To simulate the transmission of the acoustic wave through the bubble layer, a finite element method (FEM)-based numerical simulation was conducted using COMSOL Multiphysics 5.3 acoustic-solid interaction module. The modeling schematic is shown in Supplementary Fig. 2. Briefly, a domain defined with gas properties simulates the gas bubble sandwiched between two solid interfaces. It is immersed in a cuboid domain of water. Close to the gas bubble, a cuboid domain of silicon is defined to simulate the chip. A 10-MHz vibration is located at the bottom surface of the chip. The acoustic wave transmits through the silicon chip, the gas bubble layer, and the water, and its far-field intensity is calculated. The remaining exposed boundaries are defined as symmetric boundaries.

### Microparticle patterning

PDMS microparticles are generated by homogenizing 10:1 weight ratio pre-polymer and curing agent (Sylgard184 Silicone Elastomer Kit, Dow Corning Corp., Freeland, MI) in 70 °C deionized water for 1 h. The setup used for the patterning of microparticles is shown in Supplementary Fig. 3. The 10-MHz AC signal from a function generator is amplified to 5 W by a power amplifier and applied to the transducer.
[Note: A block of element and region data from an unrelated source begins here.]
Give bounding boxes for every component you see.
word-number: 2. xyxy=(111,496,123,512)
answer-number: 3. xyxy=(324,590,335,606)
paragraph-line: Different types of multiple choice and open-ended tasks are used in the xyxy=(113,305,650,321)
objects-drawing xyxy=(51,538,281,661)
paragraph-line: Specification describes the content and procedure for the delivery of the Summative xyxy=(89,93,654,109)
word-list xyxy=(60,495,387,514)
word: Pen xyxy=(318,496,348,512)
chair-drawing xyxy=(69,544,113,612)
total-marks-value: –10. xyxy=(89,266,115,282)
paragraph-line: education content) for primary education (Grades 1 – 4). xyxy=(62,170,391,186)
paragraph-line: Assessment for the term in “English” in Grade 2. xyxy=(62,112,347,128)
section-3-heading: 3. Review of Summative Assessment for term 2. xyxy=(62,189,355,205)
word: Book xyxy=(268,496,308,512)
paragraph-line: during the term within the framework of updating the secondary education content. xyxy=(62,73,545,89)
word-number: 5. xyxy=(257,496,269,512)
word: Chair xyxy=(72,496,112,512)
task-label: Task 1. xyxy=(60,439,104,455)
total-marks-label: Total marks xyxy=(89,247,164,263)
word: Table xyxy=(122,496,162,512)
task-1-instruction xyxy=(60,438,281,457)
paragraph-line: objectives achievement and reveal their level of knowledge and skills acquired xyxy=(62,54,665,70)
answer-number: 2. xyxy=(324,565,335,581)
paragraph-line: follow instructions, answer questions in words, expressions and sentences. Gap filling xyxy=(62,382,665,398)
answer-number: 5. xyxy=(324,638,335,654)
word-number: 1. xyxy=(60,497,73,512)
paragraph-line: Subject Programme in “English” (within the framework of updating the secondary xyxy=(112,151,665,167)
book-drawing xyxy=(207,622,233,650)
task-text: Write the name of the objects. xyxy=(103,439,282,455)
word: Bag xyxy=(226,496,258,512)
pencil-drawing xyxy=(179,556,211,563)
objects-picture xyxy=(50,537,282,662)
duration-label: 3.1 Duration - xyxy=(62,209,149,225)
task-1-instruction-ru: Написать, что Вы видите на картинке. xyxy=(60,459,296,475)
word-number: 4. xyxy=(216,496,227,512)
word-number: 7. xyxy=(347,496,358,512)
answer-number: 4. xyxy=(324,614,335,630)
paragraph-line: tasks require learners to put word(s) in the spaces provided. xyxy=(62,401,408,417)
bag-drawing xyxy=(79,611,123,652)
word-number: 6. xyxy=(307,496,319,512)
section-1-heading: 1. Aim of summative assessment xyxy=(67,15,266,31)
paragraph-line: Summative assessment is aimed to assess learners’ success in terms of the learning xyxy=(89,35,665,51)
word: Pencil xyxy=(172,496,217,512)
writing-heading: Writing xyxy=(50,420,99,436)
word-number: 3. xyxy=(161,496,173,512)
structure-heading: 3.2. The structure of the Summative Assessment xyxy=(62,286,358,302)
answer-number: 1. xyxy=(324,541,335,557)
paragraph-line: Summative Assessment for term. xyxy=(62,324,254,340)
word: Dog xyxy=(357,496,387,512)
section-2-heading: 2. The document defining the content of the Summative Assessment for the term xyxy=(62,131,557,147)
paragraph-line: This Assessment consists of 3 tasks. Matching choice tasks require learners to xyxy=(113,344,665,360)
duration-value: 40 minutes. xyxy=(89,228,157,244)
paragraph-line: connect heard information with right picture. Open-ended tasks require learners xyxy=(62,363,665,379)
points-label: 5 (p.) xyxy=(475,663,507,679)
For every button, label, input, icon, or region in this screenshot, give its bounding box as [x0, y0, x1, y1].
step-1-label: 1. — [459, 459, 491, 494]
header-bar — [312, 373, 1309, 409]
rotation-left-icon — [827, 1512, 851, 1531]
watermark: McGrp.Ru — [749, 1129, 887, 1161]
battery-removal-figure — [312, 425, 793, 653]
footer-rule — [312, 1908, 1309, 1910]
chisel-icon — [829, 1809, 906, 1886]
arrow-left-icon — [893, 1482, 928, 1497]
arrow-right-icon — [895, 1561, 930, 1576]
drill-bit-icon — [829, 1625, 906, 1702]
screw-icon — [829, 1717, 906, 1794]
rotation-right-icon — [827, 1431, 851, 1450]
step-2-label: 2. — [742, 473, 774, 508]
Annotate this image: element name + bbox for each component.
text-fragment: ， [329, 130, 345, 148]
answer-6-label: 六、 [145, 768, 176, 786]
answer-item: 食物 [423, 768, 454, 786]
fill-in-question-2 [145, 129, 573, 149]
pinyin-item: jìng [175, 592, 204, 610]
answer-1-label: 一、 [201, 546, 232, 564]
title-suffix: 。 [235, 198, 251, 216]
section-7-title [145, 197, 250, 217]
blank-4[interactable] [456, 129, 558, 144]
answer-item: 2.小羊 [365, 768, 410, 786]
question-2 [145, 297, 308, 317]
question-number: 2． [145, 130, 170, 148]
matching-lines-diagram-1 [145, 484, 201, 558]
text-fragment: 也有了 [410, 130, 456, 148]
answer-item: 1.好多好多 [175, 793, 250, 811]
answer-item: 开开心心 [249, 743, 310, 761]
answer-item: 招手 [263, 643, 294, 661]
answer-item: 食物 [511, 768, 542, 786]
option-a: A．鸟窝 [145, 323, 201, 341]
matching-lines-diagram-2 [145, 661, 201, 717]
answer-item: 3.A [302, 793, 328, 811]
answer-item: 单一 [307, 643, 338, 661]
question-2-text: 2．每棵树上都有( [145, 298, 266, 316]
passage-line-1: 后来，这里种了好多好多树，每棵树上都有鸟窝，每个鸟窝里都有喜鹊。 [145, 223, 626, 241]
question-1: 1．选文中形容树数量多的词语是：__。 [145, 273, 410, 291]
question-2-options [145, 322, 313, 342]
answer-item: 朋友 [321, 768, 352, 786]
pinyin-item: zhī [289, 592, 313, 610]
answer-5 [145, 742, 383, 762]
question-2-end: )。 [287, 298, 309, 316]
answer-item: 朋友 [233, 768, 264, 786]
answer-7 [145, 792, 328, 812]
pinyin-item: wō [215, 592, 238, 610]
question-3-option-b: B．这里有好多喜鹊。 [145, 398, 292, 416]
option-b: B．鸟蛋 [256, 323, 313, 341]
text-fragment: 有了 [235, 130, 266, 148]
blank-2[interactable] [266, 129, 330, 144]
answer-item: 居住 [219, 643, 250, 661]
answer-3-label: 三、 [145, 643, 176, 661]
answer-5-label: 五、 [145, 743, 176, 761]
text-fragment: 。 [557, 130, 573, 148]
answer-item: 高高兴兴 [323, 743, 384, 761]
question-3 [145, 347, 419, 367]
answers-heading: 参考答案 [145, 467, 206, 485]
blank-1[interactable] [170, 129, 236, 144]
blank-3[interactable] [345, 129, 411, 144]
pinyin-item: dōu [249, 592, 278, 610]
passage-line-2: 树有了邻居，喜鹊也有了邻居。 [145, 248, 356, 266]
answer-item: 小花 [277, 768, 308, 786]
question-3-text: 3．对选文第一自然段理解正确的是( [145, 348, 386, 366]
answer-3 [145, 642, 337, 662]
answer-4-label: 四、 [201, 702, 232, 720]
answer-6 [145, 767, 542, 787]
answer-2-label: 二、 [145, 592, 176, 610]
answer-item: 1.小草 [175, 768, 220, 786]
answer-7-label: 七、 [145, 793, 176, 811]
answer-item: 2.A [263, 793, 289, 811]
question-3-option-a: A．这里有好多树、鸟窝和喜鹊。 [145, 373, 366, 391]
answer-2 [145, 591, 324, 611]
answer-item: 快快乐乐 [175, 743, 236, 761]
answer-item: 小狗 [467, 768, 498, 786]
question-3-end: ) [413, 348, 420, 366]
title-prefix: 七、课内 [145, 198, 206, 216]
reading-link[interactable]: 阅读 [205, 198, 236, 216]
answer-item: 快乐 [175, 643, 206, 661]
The chip is placed on top of the transducer with a thin layer of glycerol for acoustic coupling. The aqueous K2SO4 solution is pipetted onto the chip surface, and then a plastic thin film is sandwiched between the chip and a 3D-printed container. To refresh the SUM and remove all microbubbles, the thin film is horizontally dragged across the chip surface by a stepper motor. Another container with a transparent plastic film bottom, which is filled with water, is put on the suspension container. This is to define the target acoustic image plane (the bottom of the transparent plastic film bottom) and reduce the acoustic wave reflection from the top liquid–air interface.